BAŞKAN - Sözlerinizi tamamlayın Sayın Özel.

ÖZGÜR ÖZEL (Devamla) - Üst sınır yirmiyle sınırlıdır, onu değiştirebilirsin diyor. Siz diyorsunuz ki: Şimdi bu üstlenir yirmiyi biz üç dakikaya indireceğiz. Böyle bir hakkınız yok, hep söylüyoruz. Bir: Yazılı kural var. İki: İngiltere parlamentosundan başlamak üzere bazı uygulamalar… Yerleşik uygulamalar yazılı kurallardan güçlüdür. Bununla ilgili Meclis kütüphanesinde Meclisin geçmiş dönem genel sekreterleri, Kanunlar Kararlar Daire başkanları cilt cilt kitap yazmış ve yerleşik uygulamanın gücünden bahsediyor.

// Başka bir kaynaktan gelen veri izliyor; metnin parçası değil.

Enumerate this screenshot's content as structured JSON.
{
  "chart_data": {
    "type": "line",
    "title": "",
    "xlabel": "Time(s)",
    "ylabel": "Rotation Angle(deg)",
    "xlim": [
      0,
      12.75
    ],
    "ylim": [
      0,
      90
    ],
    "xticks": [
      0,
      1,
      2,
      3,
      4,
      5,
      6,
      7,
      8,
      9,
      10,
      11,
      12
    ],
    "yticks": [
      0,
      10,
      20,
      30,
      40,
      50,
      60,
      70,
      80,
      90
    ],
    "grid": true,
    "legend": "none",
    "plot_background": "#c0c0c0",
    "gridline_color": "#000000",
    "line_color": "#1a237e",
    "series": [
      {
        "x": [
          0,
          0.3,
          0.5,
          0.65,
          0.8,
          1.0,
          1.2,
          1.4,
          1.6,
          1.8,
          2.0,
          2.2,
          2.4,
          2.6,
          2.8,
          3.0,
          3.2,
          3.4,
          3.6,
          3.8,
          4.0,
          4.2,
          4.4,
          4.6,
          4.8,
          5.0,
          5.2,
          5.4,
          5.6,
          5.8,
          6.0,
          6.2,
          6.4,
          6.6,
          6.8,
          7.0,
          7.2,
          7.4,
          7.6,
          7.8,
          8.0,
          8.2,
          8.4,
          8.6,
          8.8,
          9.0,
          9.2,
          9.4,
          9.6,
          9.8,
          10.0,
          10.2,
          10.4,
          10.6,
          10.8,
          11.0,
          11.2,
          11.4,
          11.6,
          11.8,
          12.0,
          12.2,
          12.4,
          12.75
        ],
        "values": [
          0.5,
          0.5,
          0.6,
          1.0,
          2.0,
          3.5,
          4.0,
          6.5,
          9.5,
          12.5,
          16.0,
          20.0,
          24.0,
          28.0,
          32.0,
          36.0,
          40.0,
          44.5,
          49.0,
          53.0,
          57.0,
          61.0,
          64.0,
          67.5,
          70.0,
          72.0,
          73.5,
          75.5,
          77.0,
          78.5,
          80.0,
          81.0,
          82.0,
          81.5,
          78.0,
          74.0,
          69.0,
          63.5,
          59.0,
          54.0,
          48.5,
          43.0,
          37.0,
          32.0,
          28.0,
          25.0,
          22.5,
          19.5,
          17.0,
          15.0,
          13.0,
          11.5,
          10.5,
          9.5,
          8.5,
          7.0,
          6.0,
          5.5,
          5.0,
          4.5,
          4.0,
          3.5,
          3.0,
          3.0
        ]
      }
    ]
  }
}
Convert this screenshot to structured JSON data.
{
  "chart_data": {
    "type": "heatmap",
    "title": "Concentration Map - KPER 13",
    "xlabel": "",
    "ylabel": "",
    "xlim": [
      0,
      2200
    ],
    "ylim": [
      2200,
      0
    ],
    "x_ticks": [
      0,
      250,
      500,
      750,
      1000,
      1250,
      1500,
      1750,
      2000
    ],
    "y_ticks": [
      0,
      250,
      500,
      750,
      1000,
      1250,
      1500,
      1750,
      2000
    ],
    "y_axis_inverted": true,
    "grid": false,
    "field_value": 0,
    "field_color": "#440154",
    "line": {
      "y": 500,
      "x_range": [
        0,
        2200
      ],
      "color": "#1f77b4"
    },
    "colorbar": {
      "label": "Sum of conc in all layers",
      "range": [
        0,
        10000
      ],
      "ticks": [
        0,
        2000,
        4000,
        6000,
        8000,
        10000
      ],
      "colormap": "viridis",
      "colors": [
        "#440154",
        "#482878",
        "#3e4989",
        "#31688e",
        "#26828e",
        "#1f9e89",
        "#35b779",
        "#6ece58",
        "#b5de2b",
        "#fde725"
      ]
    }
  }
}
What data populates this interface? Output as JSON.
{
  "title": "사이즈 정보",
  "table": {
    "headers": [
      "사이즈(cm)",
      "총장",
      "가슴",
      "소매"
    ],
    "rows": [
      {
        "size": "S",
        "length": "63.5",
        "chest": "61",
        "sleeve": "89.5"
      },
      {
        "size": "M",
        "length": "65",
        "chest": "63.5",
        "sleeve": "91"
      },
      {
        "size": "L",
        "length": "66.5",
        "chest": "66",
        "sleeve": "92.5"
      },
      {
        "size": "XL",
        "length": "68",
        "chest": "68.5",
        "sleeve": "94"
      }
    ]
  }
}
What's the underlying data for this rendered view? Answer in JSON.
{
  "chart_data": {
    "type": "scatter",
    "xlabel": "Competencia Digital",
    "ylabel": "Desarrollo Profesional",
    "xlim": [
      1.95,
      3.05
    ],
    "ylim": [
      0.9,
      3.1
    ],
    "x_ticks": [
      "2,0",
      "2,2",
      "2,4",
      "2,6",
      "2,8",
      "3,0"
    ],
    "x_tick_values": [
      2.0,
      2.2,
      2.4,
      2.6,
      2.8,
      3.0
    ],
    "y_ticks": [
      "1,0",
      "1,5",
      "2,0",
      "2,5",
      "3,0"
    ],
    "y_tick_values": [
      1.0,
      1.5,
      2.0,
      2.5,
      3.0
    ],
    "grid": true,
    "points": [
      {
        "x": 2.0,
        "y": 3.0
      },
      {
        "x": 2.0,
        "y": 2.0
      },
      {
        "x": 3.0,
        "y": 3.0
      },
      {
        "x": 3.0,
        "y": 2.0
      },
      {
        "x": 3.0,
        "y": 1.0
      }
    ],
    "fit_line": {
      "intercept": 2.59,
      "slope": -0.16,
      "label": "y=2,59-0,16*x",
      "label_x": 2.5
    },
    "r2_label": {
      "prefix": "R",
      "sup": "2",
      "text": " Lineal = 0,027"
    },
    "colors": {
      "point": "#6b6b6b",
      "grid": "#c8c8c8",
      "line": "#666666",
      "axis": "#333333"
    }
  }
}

Meclis Başkan Vekiline verilen görev, Meclisi bu İç Tüzük'e ve yerleşik uygulamalara uygun şekilde yönetmektir. Bugün getirdiğiniz teklif hem yerleşik uygulamalara hem İç Tüzük'e açıkça aykırıdır. Bunu Başkanın işleme almaması son derece doğaldır. Bunu işleme aldığı takdirde… Aklınız alıyor mu, yirmi dakika beş dakikaya inecek, on dakika üç dakikaya inecek. Beyefendi, bu kadar bonkör davranmayın! Sayın Elitaş, İç Tüzük'ümüzün katili, bu yirmi dakikayı bir dakikaya indirin!